MicrosoftとWindowsの最新動向を伝える本連載だが、2017年は興味深い他社の動向と市場トレンドを紹介することから始めたい。
米Amazon.comは2016年12月27日(現地時間)、ホリデーシーズン商戦の結果を発表し、スピーカー型スマートデバイス「Amazon Echo」の販売が前年比で9倍になるなど、同社のAI(人工知能)搭載アシスタント「Alexa」関連のデバイスが数百万台単位で売れて好調だったと伝えている。
本連載でも先行するAmazon Echoに対抗すべく、米Googleも同種のデバイス「Google Home」を発表し、さらに米Microsoftもサードパーティーとともに、音声アシスタント(この場合は「Cortana」)に対応したWindows 10 IoT Core搭載デバイスの投入を計画していると報じたばかりだ。実際、Amazon Echo好調の発表は、今後スマート家電が進んでいく方向性を示唆している。
今回のAmazon.comの発表には、注目すべきもう一つのデータが含まれている。それは世界のホリデーシーズン商戦において、モバイル端末を使って買い物をしたユーザーが全体の72%以上に上るということだ。
かつて、オンラインショッピングと言えば家でPCから……というのが定番だった。自宅の固定回線で高速かつ安定したネットワーク環境を確保し、PCの広い画面で比較検討しながら製品選びをするというスタイルだ。しかし現在、こうした購入スタイルは過去のものとなりつつあり、一般ユーザーの行動様式も急激に変化している。
モバイルアプリやWebサイト向けに決済サービスを提供する米Stripeのパトリック・コリソンCEOによれば、「現在はまだPCの決済比率の方が高いが、今後1〜2年で状況が大きく変化する可能性がある」という。
今回はこうしたトレンドを背景に、2017年のMicrosoftとWindowsが進む道について考えていきたい。
ホリデーシーズン商戦で起こっていたことを、別の調査結果も参照しつつ、もう少し考察してみよう。市場調査会社のNPD Groupによれば、商戦期における実店舗(いわゆるブリック&モルタル型店舗)への客足が10%ほど減少し、(オンラインも含む)全体の売り上げが4%マイナスの微減傾向にあったという。

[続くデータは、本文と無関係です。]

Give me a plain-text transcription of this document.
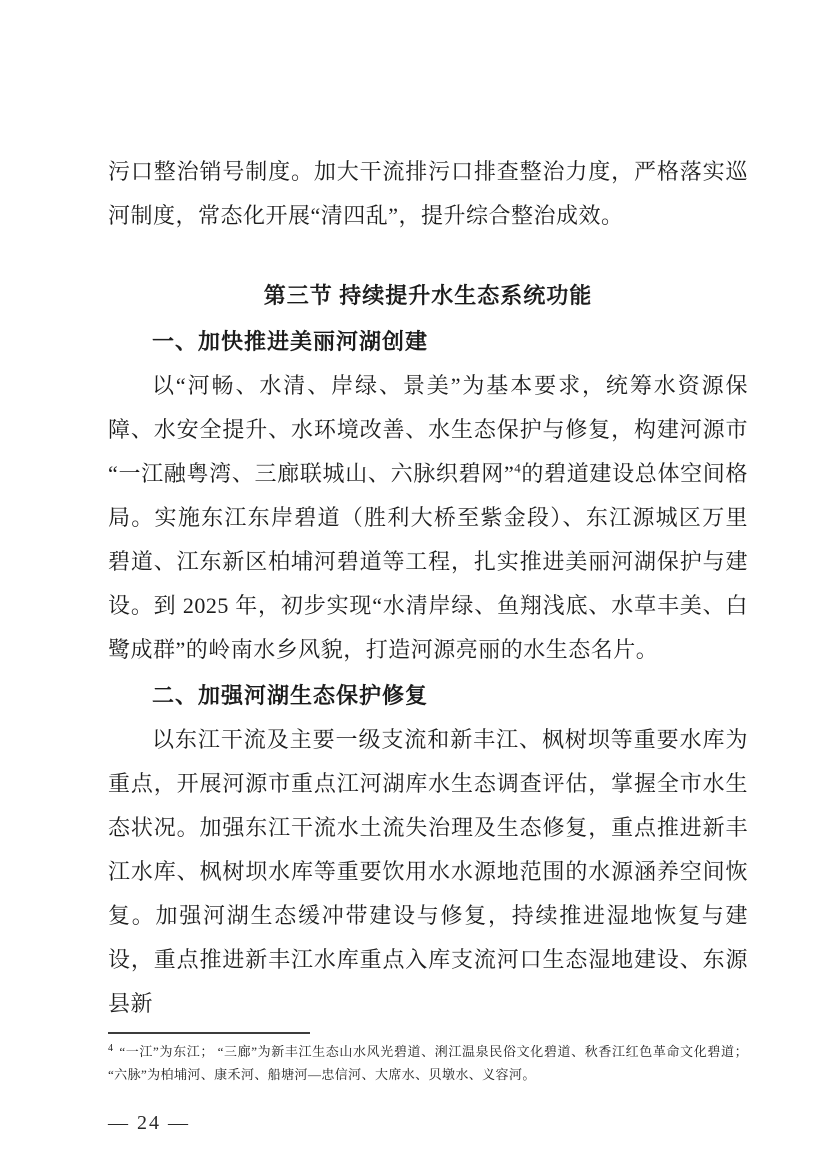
污口整治销号制度。加大干流排污口排查整治力度，严格落实巡河制度，常态化开展“清四乱”，提升综合整治成效。

第三节 持续提升水生态系统功能
一、加快推进美丽河湖创建

以“河畅、水清、岸绿、景美”为基本要求，统筹水资源保障、水安全提升、水环境改善、水生态保护与修复，构建河源市“一江融粤湾、三廊联城山、六脉织碧网”$^4$的碧道建设总体空间格局。实施东江东岸碧道（胜利大桥至紫金段）、东江源城区万里碧道、江东新区柏埔河碧道等工程，扎实推进美丽河湖保护与建设。到 2025 年，初步实现“水清岸绿、鱼翔浅底、水草丰美、白鹭成群”的岭南水乡风貌，打造河源亮丽的水生态名片。

二、加强河湖生态保护修复

以东江干流及主要一级支流和新丰江、枫树坝等重要水库为重点，开展河源市重点江河湖库水生态调查评估，掌握全市水生态状况。加强东江干流水土流失治理及生态修复，重点推进新丰江水库、枫树坝水库等重要饮用水水源地范围的水源涵养空间恢复。加强河湖生态缓冲带建设与修复，持续推进湿地恢复与建设，重点推进新丰江水库重点入库支流河口生态湿地建设、东源县新

$^4$ “一江”为东江； “三廊”为新丰江生态山水风光碧道、浰江温泉民俗文化碧道、秋香江红色革命文化碧道；“六脉”为柏埔河、康禾河、船塘河—忠信河、大席水、贝墩水、义容河。

— 24 —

NPDのデータは実店舗とオンラインの両方を含んでいるため、客足と売り上げの減少幅のギャップはオンラインショッピングに顧客が流れていることを意味すると考えている。Best BuyやTargetなどオンライン販売を強化している既存の小売店もあるが、こうした流れの中でオンラインに特化したAmazon.comの利用が進んでいるのは言うまでもない。
もう注目したいのは、Amazon.comの「モバイル利用が大きく伸びている」という部分だ。1年前にさかのぼり、2015年末のAmazon.comにおけるモバイルユーザー比率を調べてみると70%で、前年比で倍に増加したという。つまり、モバイルユーザーの比率が急増したのはここ2〜3年の傾向だ。
さらに気になるデータとして、Pew Internet Researchが2015年末に出した「Home Broadband 2015」がある。2013年と2015年の家庭におけるブロードバンド利用状況の調査だが、全ての大人世代でブロードバンド回線の利用率が3%減っているのに対し、ブロードバンドはないがスマートフォンを所有している割合が5%増加している。
これはアフリカ系米国人や低所得層、高齢層ほど顕著で、恐らく今から1年後、2017年の調査報告ではさらに加速していると予想される。Pewが2000年代前半に行った調査報告では、低所得層ほどブロードバンドやPC利用率が低く、このデジタル格差を解消するためにもPC利用の訓練や公共の場でのPC環境提供が必要と提言していた。
しかし、今やファーストデバイスとして高機能なスマートフォンに触れ、そのままメインのインターネット接続環境として利用できる状況だ。今後は低所得層や若年層を中心にこのトレンドがさらに全体へと拡大し、「パーソナルな意味でのPC」はもはや過去のものになりつつあるのかもしれない。